Is it fair to raise questions about a middle-aged Senate candidate's Christianity based on his behavior and associations in college?
That's the question that jumps to mind with a new TV ad put up by the Democratic nominee for a U.S. Senate seat from Kentucky against his Republican opponent, Dr. Rand Paul.
Conway's ad asks: "Why was Rand Paul a member of a secret society that called the Holy Bible a hoax that was banned for mocking Christianity and Christ?"
The ad alludes to Paul's college membership during his days at Baylor University in a group called the NoZe Brotherhood which expressed in its newsletters disparaging views of Christianity.
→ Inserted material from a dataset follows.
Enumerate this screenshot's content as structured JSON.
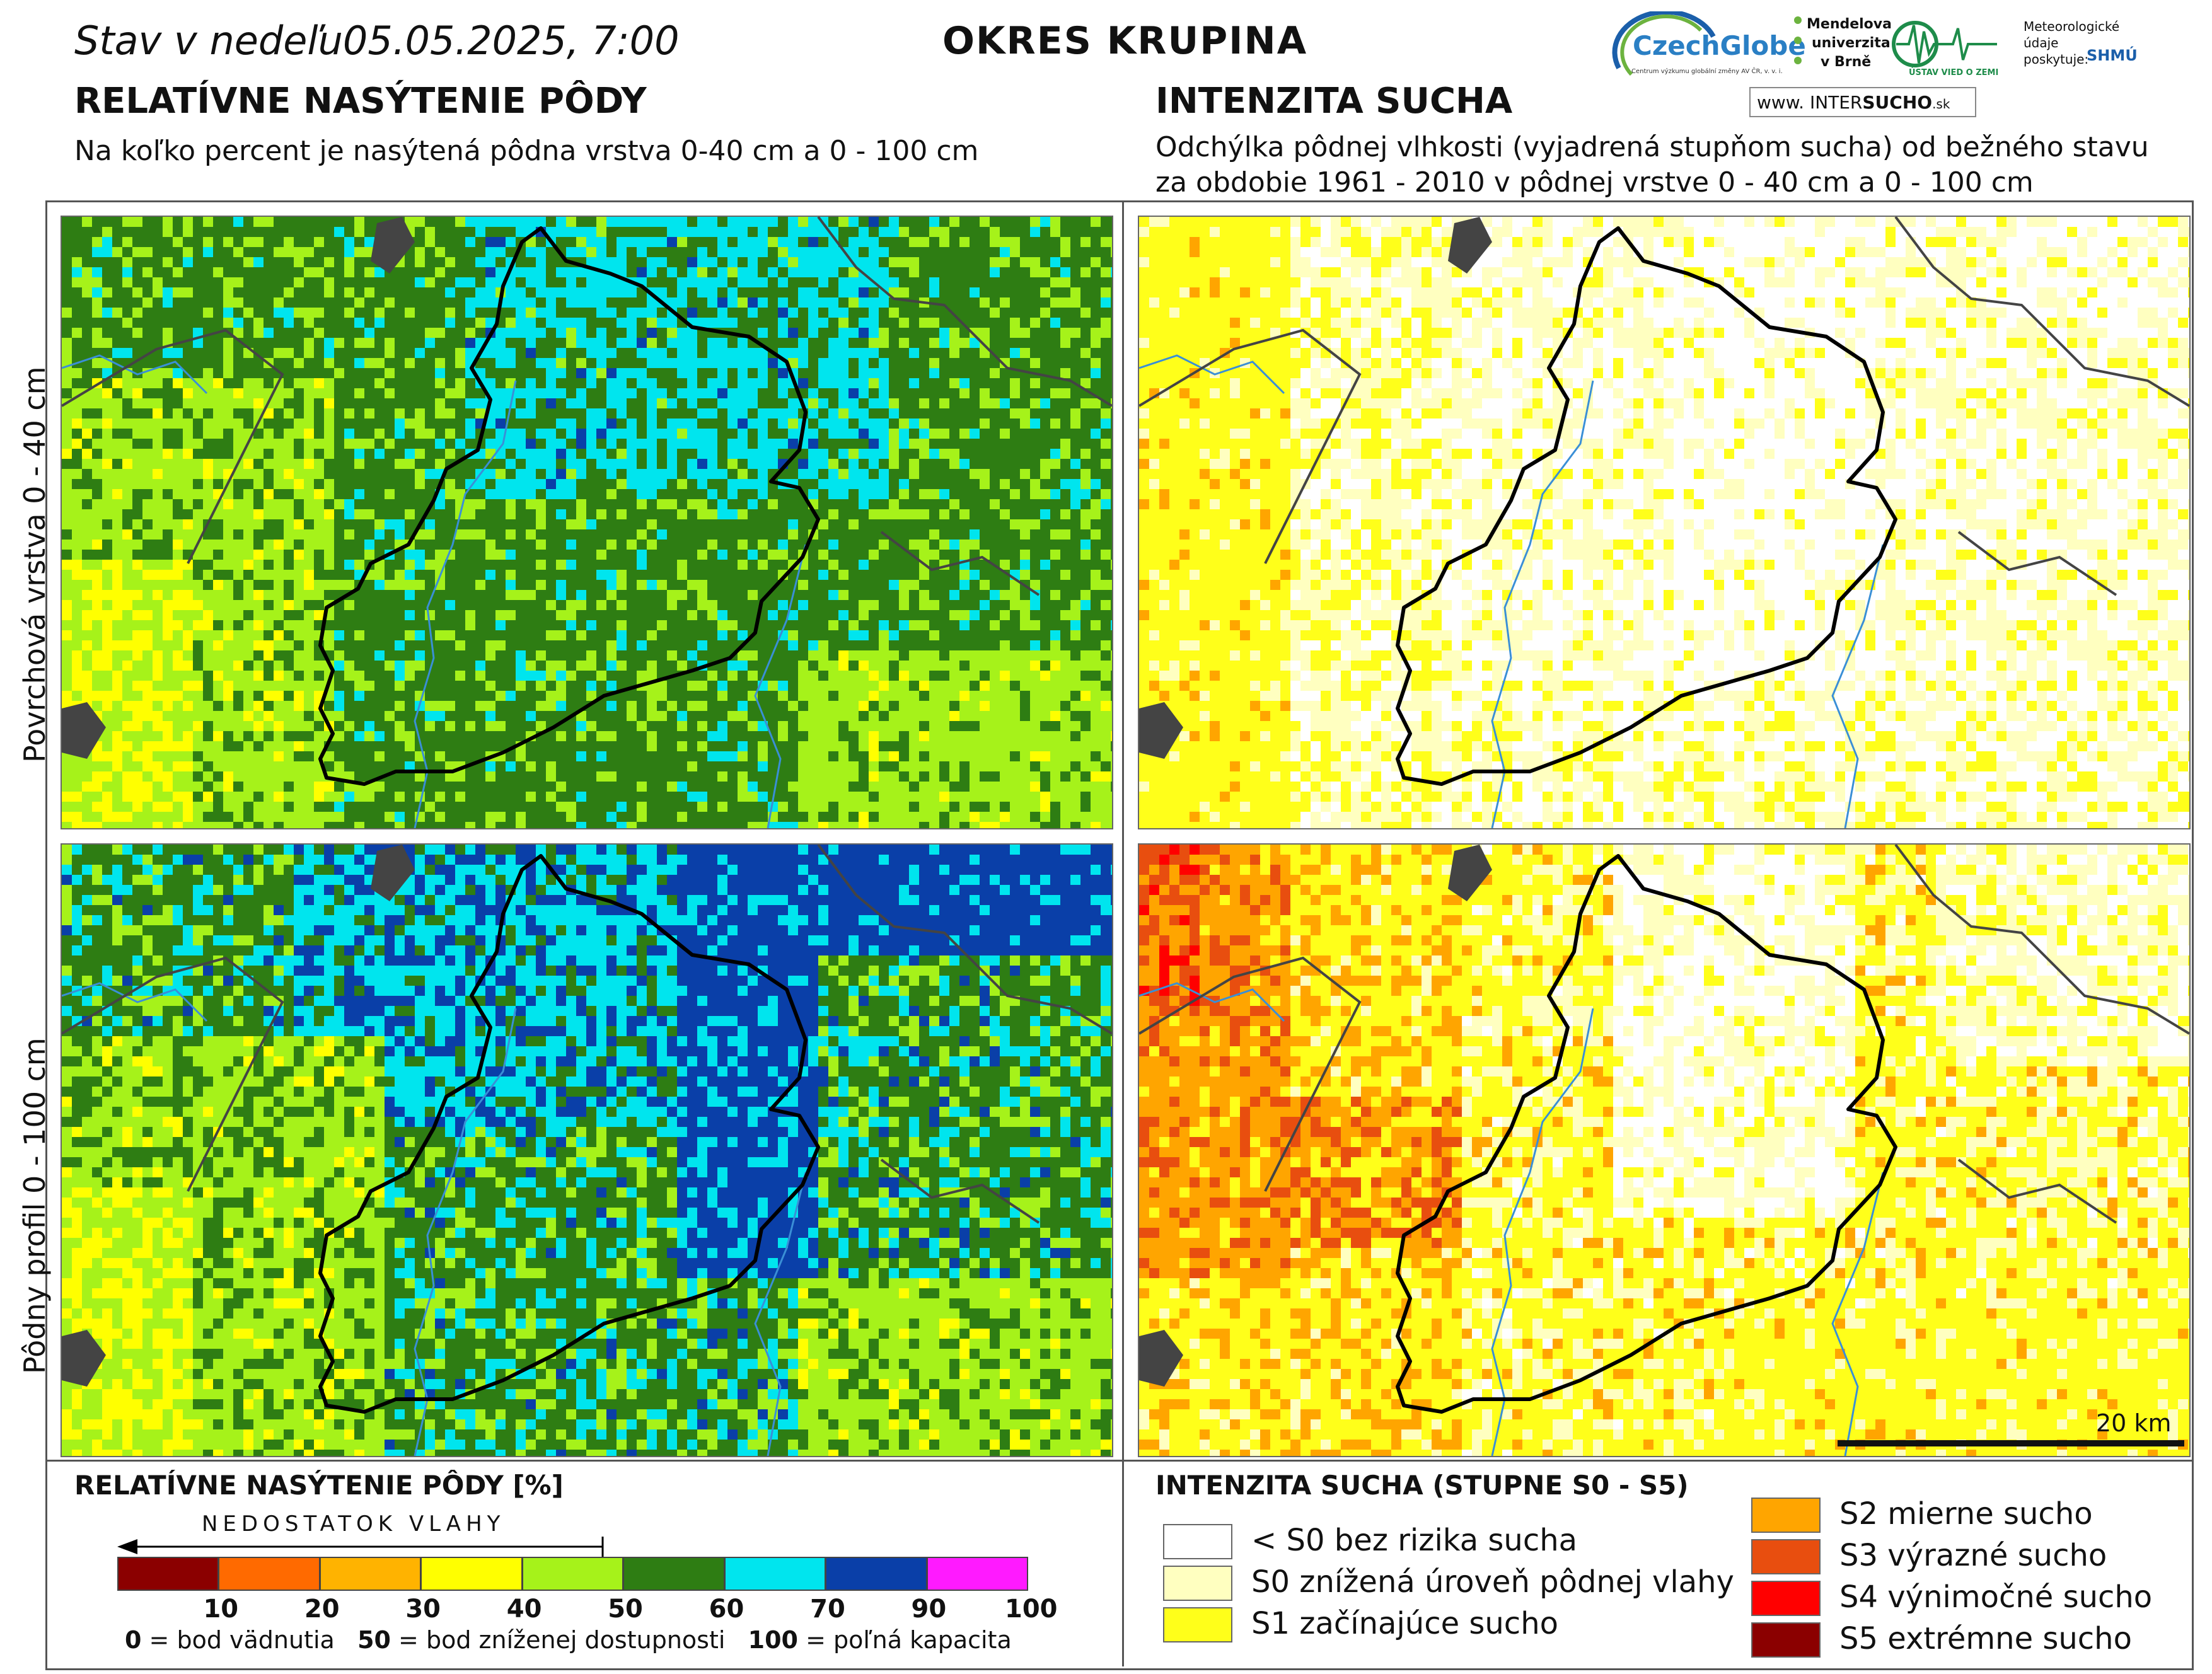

Politico.com reported on that politically inconvenient part of Paul's past.
The ad also alludes to a bizarre episode in which Paul and others in the brotherhood as part of a prank did a mock-kidnapping of a young woman and brought her to a river where they urged her to pray to "Aqua Buddha."
The ad is clearly Conway's attempt to move the needle in a race in which polls give Paul a narrow lead.
It's a risky strategy, however, since such an ad could backfire if it causes enough voters, especially political independents, to recoil at what they see as a low blow below the belt or, better yet, the Bible Belt.
The ad contributed to tension in what appears to be a tight race. The two men debated Sunday night, with Paul demanding an apology and, at the end,
the men refusing to shake each other's hands walking past Conway without offering a handshake or looking at his rival.
As the Associated Press reported:
Paul demanded an apology during a nationally televised debate Sunday night, denouncing the commercial as false and calling himself a "pro-life Christian.'' Conway offered no apology and even repeated the accusations in his ad, which started airing statewide Friday night.
"Those who stoop to the level of attacking a man's religious beliefs to gain higher office, I believe that they should remember that it does not profit a man to gain the world if he loses his soul in the process,'' Paul said, referencing a scripture from the Gospel of Mark.
The candidates wrangled over health care, taxes and entitlements, but those issues were overshadowed by a contentious back-and-forth over the ad.
Conway, the state's attorney general, defended the attacks, saying Paul failed to answer the two "fundamental questions'' raised in the ad.